Enlarged prostate, or benign prostatic hyperplasia (BPH), is the noncancerous enlargement of the prostate gland surrounding the urethral passage between the bladder and penis. BPH or enlarged prostate is common in men over the age of 50, but usually does not cause any major problems. However, in some patients, this enlargement can cause significant urinary problems, which might lead to bladder and kidney damage. Thus, evaluation by a urologist is recommended when the urinary symptoms of BPH become bothersome.

Typical symptoms of enlarged prostate or BPH include:

  • Frequent urination (called frequency)
  • Trips to the bathroom at night (nocturia)
  • Diminished force of the stream
  • Difficulty holding back urination (urgency)
  • Delay in starting the stream (hesitancy)
  • Interruption of the stream (intermittency), or sense of incomplete emptying.

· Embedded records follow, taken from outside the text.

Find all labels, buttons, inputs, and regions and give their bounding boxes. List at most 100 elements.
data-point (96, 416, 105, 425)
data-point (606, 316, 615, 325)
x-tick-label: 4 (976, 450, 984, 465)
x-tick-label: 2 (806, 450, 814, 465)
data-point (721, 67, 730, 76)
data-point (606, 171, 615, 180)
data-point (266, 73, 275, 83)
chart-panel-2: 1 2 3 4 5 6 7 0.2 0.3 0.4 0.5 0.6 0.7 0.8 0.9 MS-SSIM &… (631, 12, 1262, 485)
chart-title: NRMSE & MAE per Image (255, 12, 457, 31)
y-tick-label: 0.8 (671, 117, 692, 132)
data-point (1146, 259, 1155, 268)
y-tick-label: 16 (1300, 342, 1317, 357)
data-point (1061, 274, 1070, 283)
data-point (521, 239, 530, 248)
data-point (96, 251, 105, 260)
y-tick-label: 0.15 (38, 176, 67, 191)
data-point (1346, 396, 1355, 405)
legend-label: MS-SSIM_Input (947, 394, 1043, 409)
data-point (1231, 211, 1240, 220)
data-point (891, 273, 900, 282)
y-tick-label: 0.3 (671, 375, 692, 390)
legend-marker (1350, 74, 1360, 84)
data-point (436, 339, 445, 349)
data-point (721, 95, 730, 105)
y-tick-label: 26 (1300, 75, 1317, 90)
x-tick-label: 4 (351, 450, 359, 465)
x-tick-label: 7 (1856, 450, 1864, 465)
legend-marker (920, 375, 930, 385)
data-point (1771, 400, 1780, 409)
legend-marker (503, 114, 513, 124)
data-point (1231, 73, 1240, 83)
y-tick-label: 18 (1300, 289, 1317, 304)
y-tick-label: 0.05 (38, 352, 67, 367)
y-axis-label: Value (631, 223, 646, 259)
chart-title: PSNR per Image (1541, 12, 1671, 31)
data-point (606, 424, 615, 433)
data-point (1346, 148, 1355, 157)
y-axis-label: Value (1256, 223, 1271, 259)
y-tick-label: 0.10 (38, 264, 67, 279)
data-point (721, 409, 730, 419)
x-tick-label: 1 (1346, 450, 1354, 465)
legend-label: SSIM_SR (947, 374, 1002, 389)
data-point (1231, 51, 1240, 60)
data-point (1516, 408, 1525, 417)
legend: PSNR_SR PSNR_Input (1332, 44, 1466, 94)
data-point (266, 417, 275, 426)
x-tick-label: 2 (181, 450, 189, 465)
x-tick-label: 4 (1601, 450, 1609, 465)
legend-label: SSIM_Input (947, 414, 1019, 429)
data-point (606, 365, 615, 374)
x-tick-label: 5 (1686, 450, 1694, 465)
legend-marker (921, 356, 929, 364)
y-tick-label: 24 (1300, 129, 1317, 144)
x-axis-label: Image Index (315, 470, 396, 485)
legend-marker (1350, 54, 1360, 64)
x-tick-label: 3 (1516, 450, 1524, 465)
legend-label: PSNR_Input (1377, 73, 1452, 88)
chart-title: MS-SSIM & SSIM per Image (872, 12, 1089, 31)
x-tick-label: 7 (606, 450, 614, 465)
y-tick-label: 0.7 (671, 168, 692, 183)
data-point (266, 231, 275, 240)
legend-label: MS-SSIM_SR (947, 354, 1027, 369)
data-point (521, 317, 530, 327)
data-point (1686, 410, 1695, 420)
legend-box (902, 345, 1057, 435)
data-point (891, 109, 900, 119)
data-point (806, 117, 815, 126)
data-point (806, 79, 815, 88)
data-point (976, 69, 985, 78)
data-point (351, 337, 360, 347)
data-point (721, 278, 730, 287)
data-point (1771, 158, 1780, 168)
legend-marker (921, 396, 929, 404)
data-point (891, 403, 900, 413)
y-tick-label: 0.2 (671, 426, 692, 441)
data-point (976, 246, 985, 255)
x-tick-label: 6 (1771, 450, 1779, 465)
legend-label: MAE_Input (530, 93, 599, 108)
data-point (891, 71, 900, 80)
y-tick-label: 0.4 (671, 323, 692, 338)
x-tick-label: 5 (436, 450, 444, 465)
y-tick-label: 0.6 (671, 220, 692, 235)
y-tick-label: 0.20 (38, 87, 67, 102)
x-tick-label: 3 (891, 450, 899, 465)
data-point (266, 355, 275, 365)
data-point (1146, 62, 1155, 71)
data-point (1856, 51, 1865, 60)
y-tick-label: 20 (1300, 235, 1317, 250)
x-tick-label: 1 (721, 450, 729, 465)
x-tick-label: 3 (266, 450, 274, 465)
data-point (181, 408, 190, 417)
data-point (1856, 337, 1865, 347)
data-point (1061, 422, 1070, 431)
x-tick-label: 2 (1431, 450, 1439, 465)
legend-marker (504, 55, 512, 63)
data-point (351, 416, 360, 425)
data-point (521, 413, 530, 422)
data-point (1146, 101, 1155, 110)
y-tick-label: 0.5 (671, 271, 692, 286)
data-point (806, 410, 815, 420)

Patients with minor problems are usually treated by modifying fluid intake and cutting back on coffee, tea or alcohol, particularly in the evening.

Surgical Treatments

Transurethral resection of the prostate (TURP) is the most common form of BPH surgery. After administering anesthesia, the prostate is shaved from inside the urethra using a scope that has an electric loop at its end. The chips of tissue are vacuumed out and this procedure opens the channel for a more forceful urinary stream. The patient must wear a urethral catheter for removing any blood for a day or so until the urine clears. The TURP procedure removes the obstructing prostate tissue and improved urination is occurs rapidly. Patients are typically hospitalized overnight after undergoing transurethral resection.

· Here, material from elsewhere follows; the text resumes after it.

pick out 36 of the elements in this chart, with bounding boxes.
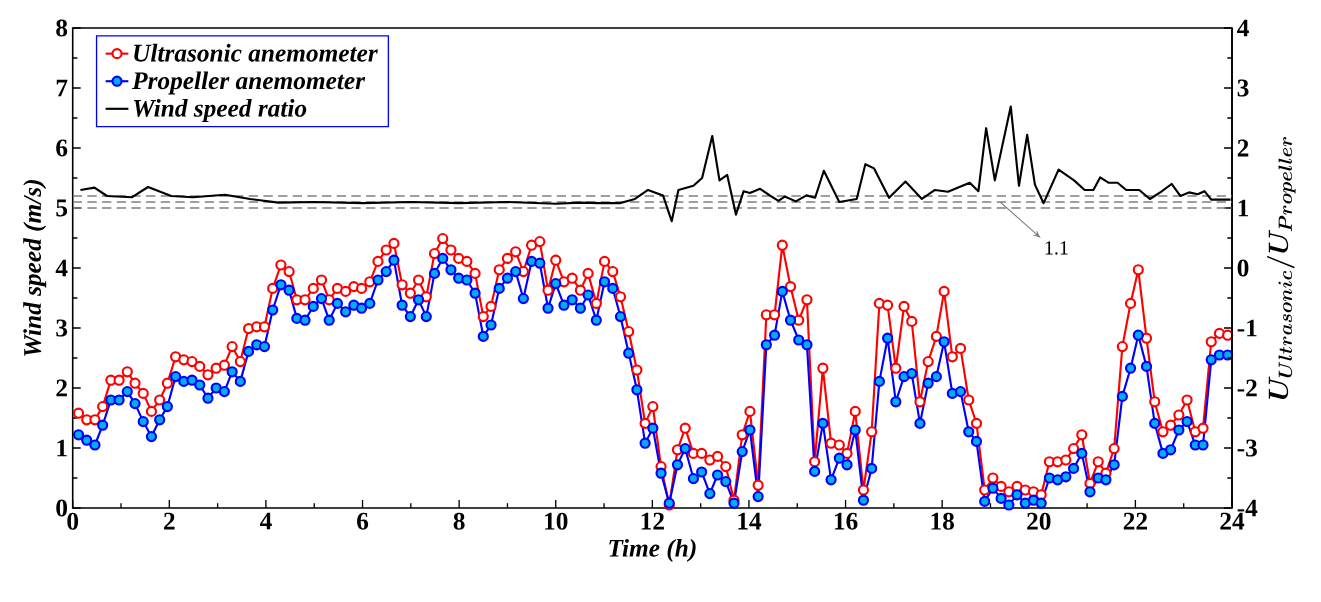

Transurethral incision of the prostate (TUIP) is a more limited BPH procedure that cuts 1 or 2 deep grooves through the prostate rather than shaving or vaporizing prostate tissue. This procedure is quicker than the TURP, and is used on smaller prostates. A catheter is needed for a day or two while some of the edema (swelling) subsides. TUIP is usually performed as ambulatory surgery.

A more major surgical option for enlarged prostate is also available, "simple" prostatectomy. This is the removal of large prostates (over 100 cc), and it requires a skin incision below the belly button. The hospital stay after the procedure is 3-5 days, and recuperation takes about 1 month.

Non-Surgical Treatments for Enlarged Prostate

BPH Medication

Some patients with troubling symptoms may benefit from saw palmetto, an over-the-counter herbal medication. Consult your doctor before taking any over-the-counter or herbal medications. Some herbal medications interfere with prescription drugs that you might be taking for another condition.

Patients with moderate to severe urinary symptoms may be treated by medications called alpha-blockers, like tamsulosin (Flomax), alfusozin (Uroxatral), silodosin (Rapaflo), doxazosin (Cardura), or terazosin (Hytrin), which relax smooth muscle within the prostate gland and allow urine to flow more freely. Alternately or at the same time, patients may be treated with 5-alpha reductase inhibitor medicines, including finasteride (Proscar) or dutasteride (Avodart), which might shrink a very enlarged prostate (over 40 cc size) over 6-12 months of treatment. Patients who fail to improve with medications would then be considered for surgical treatment, which can range from minimally invasive therapy performed in the office setting to traditional surgery under anesthesia in the operating room.

When patients cannot urinate (urinary retention) or the bladder does not empty adequately (high post-void residual), then placement of a urethral catheter to drain the bladder or using intermittent catheterization may be required until surgery or a minimally invasive treatment is performed.

Minimally Invasive BPH Treatments

Minimally invasive treatments are procedures that have minimal bleeding risk, and they are performed under local anesthesia or intravenous sedation.

Minimally invasive therapies involve slow heating of the prostate tissue. These techniques are particularly useful for high-risk patients, such as those patients where anesthesia or any bleeding problems might be complicated. Patients may require a Foley catheter for a few days to several weeks, and the symptoms will not begin to improve until the damaged tissue is absorbed over several weeks, so maximum improvement may take 3-4 months to achieve. Often, theseprocedures are performed in the office setting.

Transurethral needle ablation (TUNA) uses a fine needle, which is inserted through the urethra and then into several sites in the prostate to deliver the slow heat energy using radiofrequency waves. Treatment takes about 30 minutes. The newest version of TUNA is called Prostiva.